How I Think About Database Relationships When Designing a MongoDB Schema
Before I write a single line of code, I sit down and figure out one thing — how my collections talk to each other. I got this wrong early on, and it caused me real headaches later. So let me show you the exact process I follow now.
The Three Questions I Ask Every Time
When I have two collections and I want to know their relationship, I ask three simple questions:
Can one A have many B's?
Can one B belong to many A's?
Who owns or creates this entity?
That's it. Everything else falls out of these.
The Four Relationship Types
Before I walk through examples, here's what each type actually means.
One-to-One — one user has one profile. Neither side has multiples.
One-to-Many — one user uploads many videos. The video stores the user's ID.
Many-to-One — same as above, just from the other direction. Many videos point to one user.
Many-to-Many — one video can be in many playlists, one playlist can have many videos. You need either an array of IDs or a separate junction collection.
How I Apply This to a Real Schema
Let me walk through the collections I was building for my YouTube-like platform.
Users → Videos
Can one user have many videos? Yes. Can one video belong to many users? No — a video has one creator.
That's One-to-Many. So the video stores the owner's ID:
videos {
owner: ObjectId // references users
}
The user collection stores nothing about videos. I query from the video side.
Playlists → Videos
Can one playlist have many videos? Yes. Can one video be in many playlists? Also yes.
That's Many-to-Many. I store an array of video IDs inside the playlist:
playlists {
videos: [ObjectId, ObjectId, ...] // references videos
}
Notice — the video doesn't need to know which playlists it belongs to. The playlist is the container, so it holds the reference. I don't store both sides. Storing both sides creates synchronization problems.
Users → Plan
Can one user have many plans? No — a user has one active plan. Can one plan belong to many users? Yes — many users can be on the "Premium" plan.
That's Many-to-One. So the user stores the plan ID:
users {
plan: ObjectId // references plans
}
Users ↔ Users (Subscriptions)
This one is interesting. A user can subscribe to many channels. A channel can have many subscribers. Both sides are users.

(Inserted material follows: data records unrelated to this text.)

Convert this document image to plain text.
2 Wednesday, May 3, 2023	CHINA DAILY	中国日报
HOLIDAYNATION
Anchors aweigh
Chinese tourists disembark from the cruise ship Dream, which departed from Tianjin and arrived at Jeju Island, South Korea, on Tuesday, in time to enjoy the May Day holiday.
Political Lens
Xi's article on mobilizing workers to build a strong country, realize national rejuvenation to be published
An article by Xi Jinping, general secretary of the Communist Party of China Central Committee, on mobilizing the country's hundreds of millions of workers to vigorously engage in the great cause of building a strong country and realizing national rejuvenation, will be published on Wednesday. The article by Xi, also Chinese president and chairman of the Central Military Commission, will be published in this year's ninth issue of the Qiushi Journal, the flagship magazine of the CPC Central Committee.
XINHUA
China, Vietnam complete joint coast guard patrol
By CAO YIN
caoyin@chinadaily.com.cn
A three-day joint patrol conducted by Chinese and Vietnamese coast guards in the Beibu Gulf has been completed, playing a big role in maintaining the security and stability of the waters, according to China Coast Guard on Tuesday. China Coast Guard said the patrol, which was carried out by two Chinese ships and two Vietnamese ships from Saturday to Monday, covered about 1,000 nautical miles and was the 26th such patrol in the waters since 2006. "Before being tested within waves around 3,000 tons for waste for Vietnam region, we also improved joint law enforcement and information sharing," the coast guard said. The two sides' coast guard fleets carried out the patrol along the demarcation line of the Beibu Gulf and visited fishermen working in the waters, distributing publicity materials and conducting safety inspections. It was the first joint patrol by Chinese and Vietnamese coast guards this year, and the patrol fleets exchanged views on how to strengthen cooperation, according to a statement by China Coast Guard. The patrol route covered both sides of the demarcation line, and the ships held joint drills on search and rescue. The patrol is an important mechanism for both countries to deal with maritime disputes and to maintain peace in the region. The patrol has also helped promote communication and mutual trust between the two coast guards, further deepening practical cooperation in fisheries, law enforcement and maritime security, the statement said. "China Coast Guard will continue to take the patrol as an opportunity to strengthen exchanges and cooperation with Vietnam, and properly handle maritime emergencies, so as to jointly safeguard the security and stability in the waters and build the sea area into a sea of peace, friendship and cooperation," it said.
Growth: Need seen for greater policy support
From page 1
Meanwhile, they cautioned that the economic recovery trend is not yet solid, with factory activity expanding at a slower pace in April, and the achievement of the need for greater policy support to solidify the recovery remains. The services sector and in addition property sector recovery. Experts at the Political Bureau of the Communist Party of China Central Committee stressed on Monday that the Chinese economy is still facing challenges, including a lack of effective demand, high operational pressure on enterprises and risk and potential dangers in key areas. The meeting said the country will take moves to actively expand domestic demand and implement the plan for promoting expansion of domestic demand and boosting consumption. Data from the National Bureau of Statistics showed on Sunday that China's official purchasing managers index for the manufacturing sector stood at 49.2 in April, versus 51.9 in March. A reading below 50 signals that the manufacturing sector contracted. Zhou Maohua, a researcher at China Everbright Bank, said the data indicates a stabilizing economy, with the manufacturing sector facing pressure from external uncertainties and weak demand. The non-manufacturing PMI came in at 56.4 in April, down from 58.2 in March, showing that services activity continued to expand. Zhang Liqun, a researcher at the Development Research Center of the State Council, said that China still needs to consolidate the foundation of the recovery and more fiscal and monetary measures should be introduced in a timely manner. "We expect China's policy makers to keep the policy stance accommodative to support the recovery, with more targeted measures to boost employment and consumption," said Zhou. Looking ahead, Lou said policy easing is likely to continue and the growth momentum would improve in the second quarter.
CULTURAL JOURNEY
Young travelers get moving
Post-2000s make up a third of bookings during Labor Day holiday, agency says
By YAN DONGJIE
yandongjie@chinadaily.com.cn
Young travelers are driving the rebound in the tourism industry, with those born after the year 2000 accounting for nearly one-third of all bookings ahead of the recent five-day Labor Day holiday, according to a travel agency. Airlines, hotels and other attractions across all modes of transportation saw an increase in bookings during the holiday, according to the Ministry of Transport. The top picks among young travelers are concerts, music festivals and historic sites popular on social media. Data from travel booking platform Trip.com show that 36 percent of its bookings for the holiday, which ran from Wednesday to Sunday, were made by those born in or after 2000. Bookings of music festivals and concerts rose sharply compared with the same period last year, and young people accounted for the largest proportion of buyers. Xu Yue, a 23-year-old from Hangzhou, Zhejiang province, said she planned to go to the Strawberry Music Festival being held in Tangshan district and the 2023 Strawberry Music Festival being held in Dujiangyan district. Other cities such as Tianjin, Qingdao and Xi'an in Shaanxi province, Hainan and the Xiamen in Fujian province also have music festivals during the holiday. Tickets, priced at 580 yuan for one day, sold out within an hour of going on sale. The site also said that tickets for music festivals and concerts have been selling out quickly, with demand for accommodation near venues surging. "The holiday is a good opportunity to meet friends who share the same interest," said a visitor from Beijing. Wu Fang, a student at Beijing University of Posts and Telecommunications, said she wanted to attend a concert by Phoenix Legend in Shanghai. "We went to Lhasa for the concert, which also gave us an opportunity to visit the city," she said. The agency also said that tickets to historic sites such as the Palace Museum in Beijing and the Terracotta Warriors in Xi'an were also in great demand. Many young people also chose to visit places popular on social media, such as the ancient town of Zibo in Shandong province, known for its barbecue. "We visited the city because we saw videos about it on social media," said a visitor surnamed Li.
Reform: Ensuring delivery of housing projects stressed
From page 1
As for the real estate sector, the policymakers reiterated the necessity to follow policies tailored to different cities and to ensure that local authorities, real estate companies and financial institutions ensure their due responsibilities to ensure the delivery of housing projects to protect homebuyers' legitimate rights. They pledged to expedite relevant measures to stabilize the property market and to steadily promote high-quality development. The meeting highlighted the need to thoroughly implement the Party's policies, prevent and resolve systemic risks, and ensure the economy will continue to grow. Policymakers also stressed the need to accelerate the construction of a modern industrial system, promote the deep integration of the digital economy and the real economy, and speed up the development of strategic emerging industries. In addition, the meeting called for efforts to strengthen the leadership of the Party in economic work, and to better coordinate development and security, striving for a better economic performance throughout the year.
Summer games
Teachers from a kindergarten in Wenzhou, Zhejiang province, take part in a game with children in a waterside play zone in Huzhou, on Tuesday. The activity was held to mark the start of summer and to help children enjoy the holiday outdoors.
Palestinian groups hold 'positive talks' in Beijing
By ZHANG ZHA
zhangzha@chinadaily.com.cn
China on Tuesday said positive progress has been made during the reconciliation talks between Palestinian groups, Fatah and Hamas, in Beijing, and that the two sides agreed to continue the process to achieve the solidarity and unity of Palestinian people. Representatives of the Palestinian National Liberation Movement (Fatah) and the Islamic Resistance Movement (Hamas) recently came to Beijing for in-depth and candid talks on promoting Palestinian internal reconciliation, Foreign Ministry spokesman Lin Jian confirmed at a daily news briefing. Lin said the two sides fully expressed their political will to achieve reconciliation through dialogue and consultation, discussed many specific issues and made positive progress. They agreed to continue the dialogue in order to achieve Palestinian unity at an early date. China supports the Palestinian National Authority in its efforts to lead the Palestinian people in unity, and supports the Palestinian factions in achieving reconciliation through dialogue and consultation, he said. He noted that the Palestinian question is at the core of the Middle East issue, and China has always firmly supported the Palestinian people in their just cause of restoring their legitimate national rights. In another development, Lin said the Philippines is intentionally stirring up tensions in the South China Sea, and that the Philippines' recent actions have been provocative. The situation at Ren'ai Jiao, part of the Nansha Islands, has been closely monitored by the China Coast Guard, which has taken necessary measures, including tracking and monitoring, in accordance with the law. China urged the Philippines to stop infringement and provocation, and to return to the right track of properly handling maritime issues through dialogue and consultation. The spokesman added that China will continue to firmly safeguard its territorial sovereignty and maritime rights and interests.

That's Many-to-Many, but it's self-referencing — both sides point to the same collection. I cover the exact collection design for this in my next article because there's a specific mistake worth talking about separately.
Who Stores the Reference?
Once I know the type, I ask: which side stores the ID?
The rule I follow — the "many" side stores the reference.
| Relationship | Who Stores the ID |
|---|---|
| One-to-Many | The child (many side) |
| Many-to-One | The many side |
| Many-to-Many | The container, or a junction collection |
| One-to-One | Whichever side you query from most |
The Full Decision Process
Can one A have many B's?
├── No → One-to-One (or Many-to-One from B's view)
└── Yes →
Can one B have many A's?
├── No → One-to-Many
└── Yes → Many-to-Many
Simple. I run every field through this before I write a single schema.
One More Thing About MongoDB Specifically
In SQL, you always have a separate join table for Many-to-Many. In MongoDB, you have two options:
Array of ObjectIds — works fine when the array is bounded (like playlist → videos)
Separate junction collection — better when the relationship itself has metadata, or when either side can grow very large
I use arrays for bounded cases and junction collections for everything else. Subscriptions, likes, watch history — those go into separate collections. I'll show why in the next article.
That's the whole framework. Ask the three questions, find the type, decide who stores the reference. Once this clicks, schema design gets a lot less confusing.